Leonora Lockhart is a London-based artist, graduating from the last two-year Ceramics & Glass M.A. at the Royal College of Art. Prior to the RCA, she worked as an illustrator and art teacher and graduated from Central St Martins with a 1st in Ceramic Design. Lockhart explores the voices of women lost from the established art world. It follows a thread of inquiry which has matured through lived experience and has taken a more hands on exploration of female identity through auto ethno-biographical and primary source research. Lockhart enjoys a collaborative practice as 2nd Shift with Isis Dove-Edwin, researching and responding to the impact of being an artist-mother.

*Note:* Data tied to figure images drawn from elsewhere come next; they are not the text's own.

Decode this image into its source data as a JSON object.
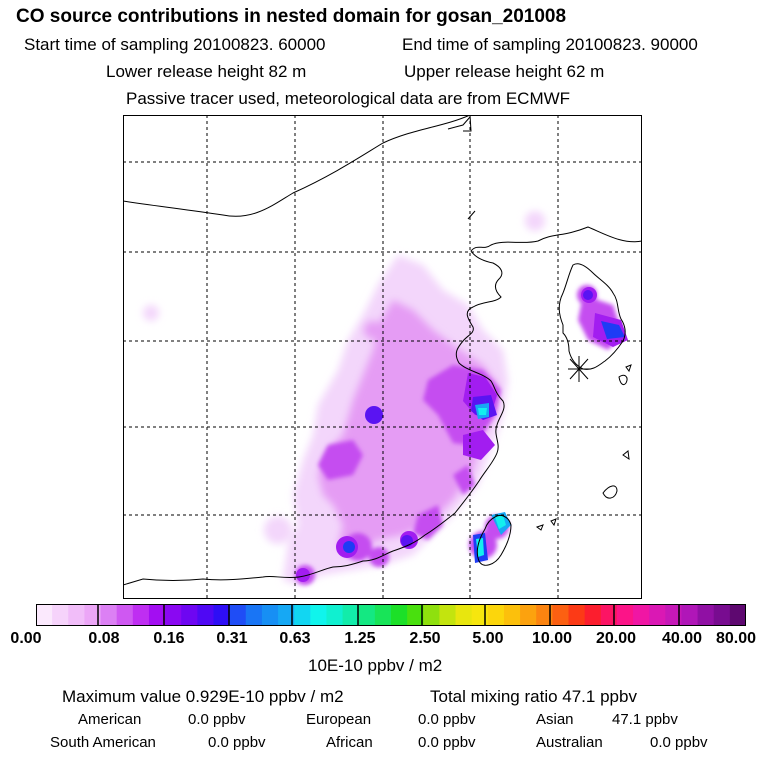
{
  "header": {
    "title": "CO  source contributions in nested domain for gosan_201008",
    "start_time": "Start time of sampling 20100823. 60000",
    "end_time": "End time of sampling 20100823. 90000",
    "lower_height": "Lower release height   82 m",
    "upper_height": "Upper release height   62 m",
    "tracer_note": "Passive tracer used, meteorological data are from ECMWF"
  },
  "map": {
    "receptor_marker": "gosan-receptor-star-icon",
    "plume_colors": [
      "#f3d6fb",
      "#e59cf4",
      "#c54df0",
      "#a21df0",
      "#5a14f2",
      "#1e3cf5",
      "#17a8f4",
      "#12f0ee"
    ]
  },
  "colorbar": {
    "tick_labels": [
      "0.00",
      "0.08",
      "0.16",
      "0.31",
      "0.63",
      "1.25",
      "2.50",
      "5.00",
      "10.00",
      "20.00",
      "40.00",
      "80.00"
    ],
    "colors": [
      "#fbe9fd",
      "#f6d3fb",
      "#f1bdf9",
      "#eca6f7",
      "#dc80f4",
      "#cf58f2",
      "#bf2ef2",
      "#a30ef2",
      "#8a08f2",
      "#6e06f2",
      "#4f08f4",
      "#2e0ef6",
      "#1f4df6",
      "#1975f5",
      "#178ff4",
      "#16a8f4",
      "#12d6f2",
      "#10f4ec",
      "#10f0d0",
      "#12ecaa",
      "#14e882",
      "#18e458",
      "#1ce028",
      "#49e00e",
      "#8fe00e",
      "#c3e40e",
      "#e8e60e",
      "#f6e60e",
      "#fcd60c",
      "#fcc00c",
      "#fca20e",
      "#fc8410",
      "#fc6012",
      "#fc3a16",
      "#fc1e2e",
      "#fc1464",
      "#fc1488",
      "#f016a4",
      "#da18b4",
      "#c618b8",
      "#b016b8",
      "#9010a4",
      "#780c90",
      "#5e0870"
    ],
    "units": "10E-10 ppbv / m2"
  },
  "summary": {
    "maximum": "Maximum value  0.929E-10 ppbv / m2",
    "total": "Total mixing ratio       47.1 ppbv",
    "american": "American",
    "american_value": "0.0 ppbv",
    "european": "European",
    "european_value": "0.0 ppbv",
    "asian": "Asian",
    "asian_value": "47.1 ppbv",
    "south_american": "South American",
    "south_american_value": "0.0 ppbv",
    "african": "African",
    "african_value": "0.0 ppbv",
    "australian": "Australian",
    "australian_value": "0.0 ppbv"
  }
}
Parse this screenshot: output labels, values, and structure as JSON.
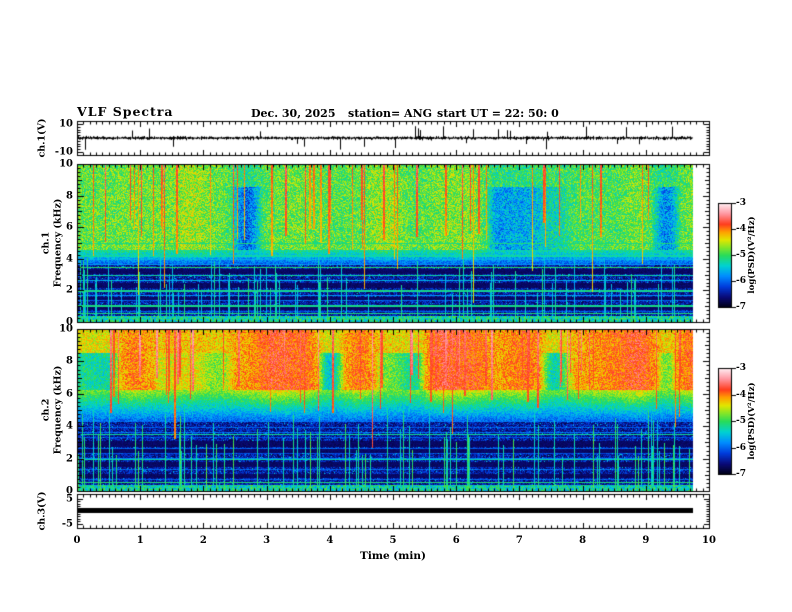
{
  "header": {
    "title": "VLF Spectra",
    "date": "Dec. 30, 2025",
    "station": "station= ANG",
    "start_ut": "start UT =  22: 50: 0"
  },
  "xaxis": {
    "label": "Time (min)",
    "ticks": [
      "0",
      "1",
      "2",
      "3",
      "4",
      "5",
      "6",
      "7",
      "8",
      "9",
      "10"
    ],
    "range": [
      0,
      10
    ]
  },
  "panels": {
    "wave1": {
      "label": "ch.1(V)",
      "ytick_top": "10",
      "ytick_bottom": "-10"
    },
    "spec1": {
      "channel": "ch.1",
      "ylabel": "Frequency (kHz)",
      "yticks": [
        "0",
        "2",
        "4",
        "6",
        "8",
        "10"
      ]
    },
    "spec2": {
      "channel": "ch.2",
      "ylabel": "Frequency (kHz)",
      "yticks": [
        "0",
        "2",
        "4",
        "6",
        "8",
        "10"
      ]
    },
    "wave3": {
      "label": "ch.3(V)",
      "ytick_top": "5",
      "ytick_bottom": "-5"
    }
  },
  "colorbar": {
    "label": "log(PSD)(V²/Hz)",
    "ticks": [
      "-3",
      "-4",
      "-5",
      "-6",
      "-7"
    ],
    "range": [
      -3,
      -7
    ]
  },
  "palette": [
    [
      -7.0,
      "#000014"
    ],
    [
      -6.6,
      "#0a0a78"
    ],
    [
      -6.2,
      "#003cdc"
    ],
    [
      -5.8,
      "#008cff"
    ],
    [
      -5.4,
      "#00d2d2"
    ],
    [
      -5.0,
      "#28dc5a"
    ],
    [
      -4.7,
      "#82e628"
    ],
    [
      -4.4,
      "#e1e600"
    ],
    [
      -4.1,
      "#ffa000"
    ],
    [
      -3.8,
      "#ff3c1e"
    ],
    [
      -3.4,
      "#ff96a0"
    ],
    [
      -3.0,
      "#ffeef2"
    ]
  ],
  "chart_data": [
    {
      "type": "line",
      "name": "ch1-waveform",
      "xlabel": "Time (min)",
      "ylabel": "ch.1(V)",
      "xlim": [
        0,
        10
      ],
      "ylim": [
        -10,
        10
      ],
      "x_end_min": 9.75,
      "baseline_v": 0,
      "noise_amp_v": 1.1,
      "spike_count": 30,
      "spike_max_v": 8.5,
      "color": "#000000",
      "seed": 7,
      "description": "Noisy black trace centered on 0 V, typical amplitude ±2 V, sparse impulsive spikes to about ±8 V"
    },
    {
      "type": "heatmap",
      "name": "ch1-spectrogram",
      "xlabel": "Time (min)",
      "ylabel": "Frequency (kHz)",
      "xlim": [
        0,
        10
      ],
      "ylim": [
        0,
        10
      ],
      "x_end_min": 9.75,
      "zlabel": "log(PSD)(V²/Hz)",
      "zlim": [
        -7,
        -3
      ],
      "seed": 11,
      "top": {
        "fmin": 4.6,
        "psd": -4.85,
        "noise": 0.45
      },
      "mid": {
        "fmin": 3.6,
        "psd_top": -5.1,
        "psd_bot": -6.1
      },
      "low": {
        "fmin": 0.35,
        "psd": -6.45,
        "noise": 0.35
      },
      "bottom": {
        "psd": -5.25,
        "noise": 0.5
      },
      "dark_bands": [
        [
          0.75,
          0.95
        ],
        [
          1.35,
          1.6
        ],
        [
          2.15,
          2.45
        ],
        [
          3.05,
          3.35
        ]
      ],
      "harmonics": {
        "spacing_khz": 0.33,
        "max_khz": 4.4,
        "psd": -5.55
      },
      "strong_lines": [
        0.5,
        1.0,
        1.95,
        2.95,
        3.45,
        4.2,
        4.55,
        5.0
      ],
      "red_streaks": {
        "count": 46,
        "psd": -3.8,
        "f_reach_min": 4.0,
        "f_reach_max": 6.5
      },
      "cyan_streaks": {
        "count": 90,
        "psd": -5.35,
        "f_top": 4.4
      },
      "description": "Green/yellow band 4.5–10 kHz with red sferic streaks; dark blue 0–4 kHz with cyan harmonic lines, dark bands and vertical streaks"
    },
    {
      "type": "heatmap",
      "name": "ch2-spectrogram",
      "xlabel": "Time (min)",
      "ylabel": "Frequency (kHz)",
      "xlim": [
        0,
        10
      ],
      "ylim": [
        0,
        10
      ],
      "x_end_min": 9.75,
      "zlabel": "log(PSD)(V²/Hz)",
      "zlim": [
        -7,
        -3
      ],
      "seed": 23,
      "top": {
        "fmin": 6.3,
        "psd": -4.1,
        "noise": 0.35
      },
      "mid": {
        "fmin": 4.3,
        "psd_top": -4.55,
        "psd_bot": -6.0
      },
      "low": {
        "fmin": 0.35,
        "psd": -6.45,
        "noise": 0.35
      },
      "bottom": {
        "psd": -5.3,
        "noise": 0.5
      },
      "dark_bands": [
        [
          0.8,
          1.0
        ],
        [
          1.5,
          1.8
        ],
        [
          2.35,
          2.6
        ],
        [
          2.75,
          3.1
        ]
      ],
      "harmonics": {
        "spacing_khz": 0.33,
        "max_khz": 4.3,
        "psd": -5.55
      },
      "strong_lines": [
        0.5,
        0.95,
        1.5,
        1.95,
        2.5,
        3.0,
        3.5
      ],
      "red_streaks": {
        "count": 60,
        "psd": -3.55,
        "f_reach_min": 4.8,
        "f_reach_max": 7.5
      },
      "cyan_streaks": {
        "count": 85,
        "psd": -5.15,
        "f_top": 5.2
      },
      "description": "Orange/red band 6.5–10 kHz with dense red streaks; yellow-green 4.5–6.5 kHz; dark blue 0–4 kHz with cyan harmonic lines and long vertical green streaks"
    },
    {
      "type": "line",
      "name": "ch3-waveform",
      "xlabel": "Time (min)",
      "ylabel": "ch.3(V)",
      "xlim": [
        0,
        10
      ],
      "ylim": [
        -5,
        5
      ],
      "x_end_min": 9.75,
      "value_v": 0.2,
      "line_thickness_px": 5,
      "color": "#000000",
      "description": "Constant thick black line slightly above 0 V for the full record"
    }
  ]
}
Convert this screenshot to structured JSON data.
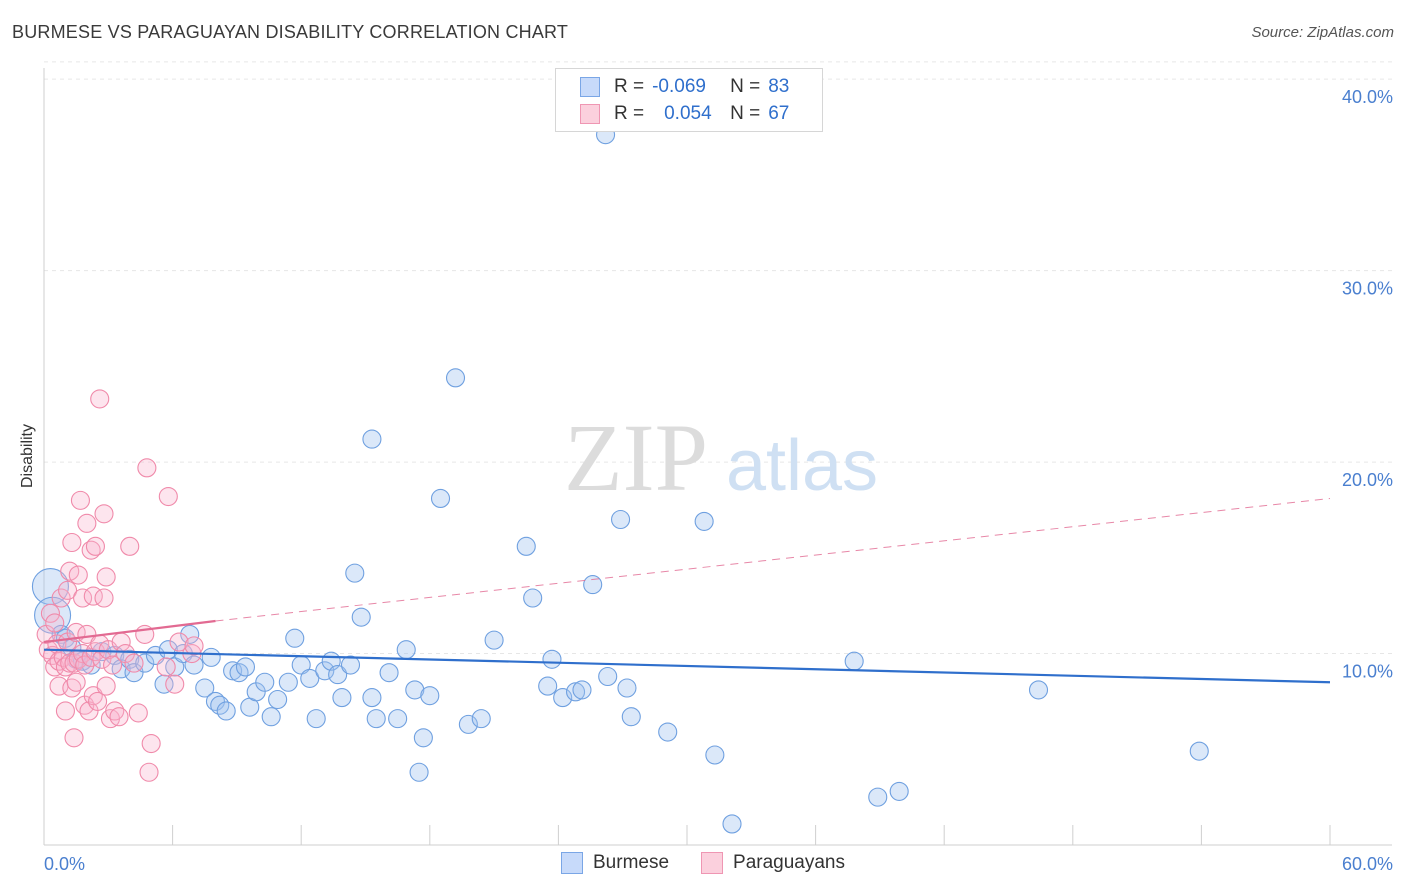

I have always felt that my creative practice and voice have been hindered by domestic responsibility, either imposed upon me by financial limitations, motherhood or societal norms, but also self-imposed from a misplaced sense of obligation. It has led to a deep sense of unease and discomfort around the domestic space, and it got me thinking about other women, and specifically women artists and makers. What of the lives they have led? Have they faced the same feelings of constraint? Of forfeiture? Of regret? Are the feelings of elation and satisfaction, as domestic walls break down, echoed elsewhere? Or do some embrace a practice that stems from a kitchen table, rather than the studio or workshop?
[Photo: Katia Autier]
The Void Space - an installation
I collect the oral histories of women artists to explore the implications of domestic and societal expectations on a creative life. Through material culture… the stuff of home, I endeavour to weave the life experiences of women artists into wider social, cultural, and political contexts to probe the implications and repercussions of gender differences that contribute to a tension…? a disparity…? an imbalance within the art world paradigm. These narratives of domesticity are often expressed through the hereditary material of home - ceramic or glass - and disrupt and remould the established language of domestic objects to reveal overlooked, hidden narratives of home.